Manhattan Associates’ Momentum 2015 almost closes out the spring user conference season. Of all the conferences I’ve attended so far, I have to say Manhattan had the happiest customers.
Part of the reason for this may well be that Manhattan’s team seems intensely focused on seeing the world through their customers’ eyes. The breakout sessions that I attended, especially the ones focused on product enhancement plans, reflected the kind of intimate, detailed process knowledge that comes from literally walking miles in customers’ shoes – learning these processes by living them.

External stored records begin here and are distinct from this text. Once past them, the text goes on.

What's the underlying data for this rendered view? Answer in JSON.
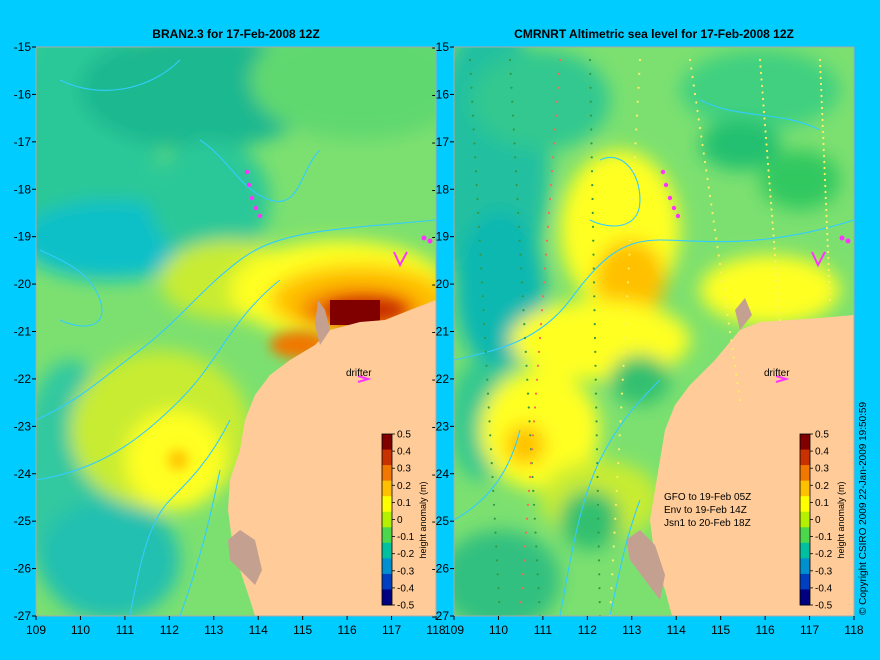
{
  "chart_data": [
    {
      "type": "heatmap",
      "title": "BRAN2.3 for 17-Feb-2008 12Z",
      "x_ticks": [
        "109",
        "110",
        "111",
        "112",
        "113",
        "114",
        "115",
        "116",
        "117",
        "118"
      ],
      "y_ticks": [
        "-15",
        "-16",
        "-17",
        "-18",
        "-19",
        "-20",
        "-21",
        "-22",
        "-23",
        "-24",
        "-25",
        "-26",
        "-27"
      ],
      "xlim": [
        109,
        118
      ],
      "ylim": [
        -27,
        -15
      ],
      "annotations": [
        {
          "text": "drifter",
          "x": 116.4,
          "y": -21.8
        }
      ],
      "colorbar": {
        "label": "height anomaly (m)",
        "ticks": [
          "0.5",
          "0.4",
          "0.3",
          "0.2",
          "0.1",
          "0",
          "-0.1",
          "-0.2",
          "-0.3",
          "-0.4",
          "-0.5"
        ],
        "range": [
          -0.5,
          0.5
        ]
      }
    },
    {
      "type": "heatmap",
      "title": "CMRNRT Altimetric sea level  for 17-Feb-2008 12Z",
      "x_ticks": [
        "109",
        "110",
        "111",
        "112",
        "113",
        "114",
        "115",
        "116",
        "117",
        "118"
      ],
      "y_ticks": [
        "-15",
        "-16",
        "-17",
        "-18",
        "-19",
        "-20",
        "-21",
        "-22",
        "-23",
        "-24",
        "-25",
        "-26",
        "-27"
      ],
      "xlim": [
        109,
        118
      ],
      "ylim": [
        -27,
        -15
      ],
      "annotations": [
        {
          "text": "drifter",
          "x": 116.4,
          "y": -21.8
        },
        {
          "text": "GFO to 19-Feb 05Z",
          "x": 114.3,
          "y": -24.6
        },
        {
          "text": "Env to 19-Feb 14Z",
          "x": 114.3,
          "y": -24.9
        },
        {
          "text": "Jsn1 to 20-Feb 18Z",
          "x": 114.3,
          "y": -25.2
        }
      ],
      "colorbar": {
        "label": "height anomaly (m)",
        "ticks": [
          "0.5",
          "0.4",
          "0.3",
          "0.2",
          "0.1",
          "0",
          "-0.1",
          "-0.2",
          "-0.3",
          "-0.4",
          "-0.5"
        ],
        "range": [
          -0.5,
          0.5
        ]
      }
    }
  ],
  "copyright": "© Copyright CSIRO 2009   22-Jan-2009 19:50:59",
  "colors": {
    "background": "#00ccff",
    "land": "#ffcc99",
    "drifter": "#ff33ff",
    "contour": "#33ccff",
    "colorbar": [
      "#800000",
      "#c83200",
      "#f07800",
      "#ffc000",
      "#ffff00",
      "#b4f000",
      "#4cd84c",
      "#00c0a0",
      "#0090d0",
      "#0040c0",
      "#000080"
    ]
  }
}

In some ways, this is not surprising. While “distributed order management” – arguably Manhattan’s flagship product in the retail world in recent years – has matured to the point where it is practically accepted as a must-have piece of omni-channel architecture, the things that retailers are doing with DOM are still evolving, and reflect that we are still in early, early days when it comes to the process changes that are being driven by omni-channel shopping patterns.
For example, on the front lines of ship from store processes, retailers are grappling with the cost of split shipments – when you source from stores, the odds that you are going to be able to source all order lines from within one location in order to meet demand decrease as the number of order lines increase. Retailers are figuring out how to respond. Do they hold back more inventory at the eCommerce DC so that orders don’t have to be shipped from store? But what does that do to presentation inventory in stores?
Even worse, what does that mean for the plans for stores in the first place, if inventory had to be sourced from stores to meet demand elsewhere? How do retailers capture and log these misplaced demand-inventory matches? And how do they get them back to merchandise planners so that they don’t make the same mistakes next year?
Different retailers have different answers to these questions, and one thing that came clear to me at Momentum is that there is no real “right” answer. It depends on how retailers are organized, and it depends a lot on their customer experience strategy and the type of goods they sell. The economics of what they ship plays an important role too – a ratio that we at RSR have come to call the “margin to weight ratio.” Depending on how the ratio plays out, retailers are more or less likely to be flexible about using any inventory to meet demand:
Manhattan Associates is clearly working closely with its customers to help them figure out the answers to these questions, and the flexibility and optimization capabilities they are baking into their products reflect the reality of many questions, few clear answers.
Now, focus on customers’ needs is without question a good thing. The challenge ahead for Manhattan is balancing the short-term needs of customers with longer-term “medicine” – things that are good for customers, but not necessarily things that customers will ask for. Everyone knows they need to eat their vegetables, but that doesn’t mean they are going to demand them from the chef.
Cloud delivery is a perfect case in point. Cloud methods of delivery aren’t exactly “medicine” as in accepted cures for known problems. But this method of delivery is increasingly what vendors are serving up, whether customers want them or not. Cloud does solve a lot of problems – it helps vendors keep customers on all the same version, which prevents retailers from falling off of maintenance and eventually abandoning the investments. It also forces the vendor to focus development efforts on small, rapid-delivery features that deliver value in small increments, rather than long slogs to deliver complex, creaking, and sometimes bug-ridden enhanced versions that become expensive for retailers to implement.
While not everyone is committed to cloud delivery – and by this I mean single-instance, multi-tenant solutions – the TCO benefits that come from moving to cloud are getting big enough that retailers are starting to eye the whole cloud thing with less skepticism and more interest. Some vendors are adopting it as their main strategy – as in, this is our primary method of delivery, and we’ll grudgingly license a solution if you insist on it. And some vendors are using the delivery method to make their solutions palatable for small and mid-size retailers who want the functionality but don’t have the IT resources to implement or maintain it.
From the way retail customers have responded to other vendors’ efforts to move everyone to cloud, it is clear this is medicine many don’t want to take, and not all of them even believe it is “medicine” vs. “snake oil”. It increasingly appears, however, to be the preferred future delivery method of major technology vendors. For Manhattan, the question will be – do we lead? Or do we follow? Like so many questions in the omni-channel space, it is one with no clear answer.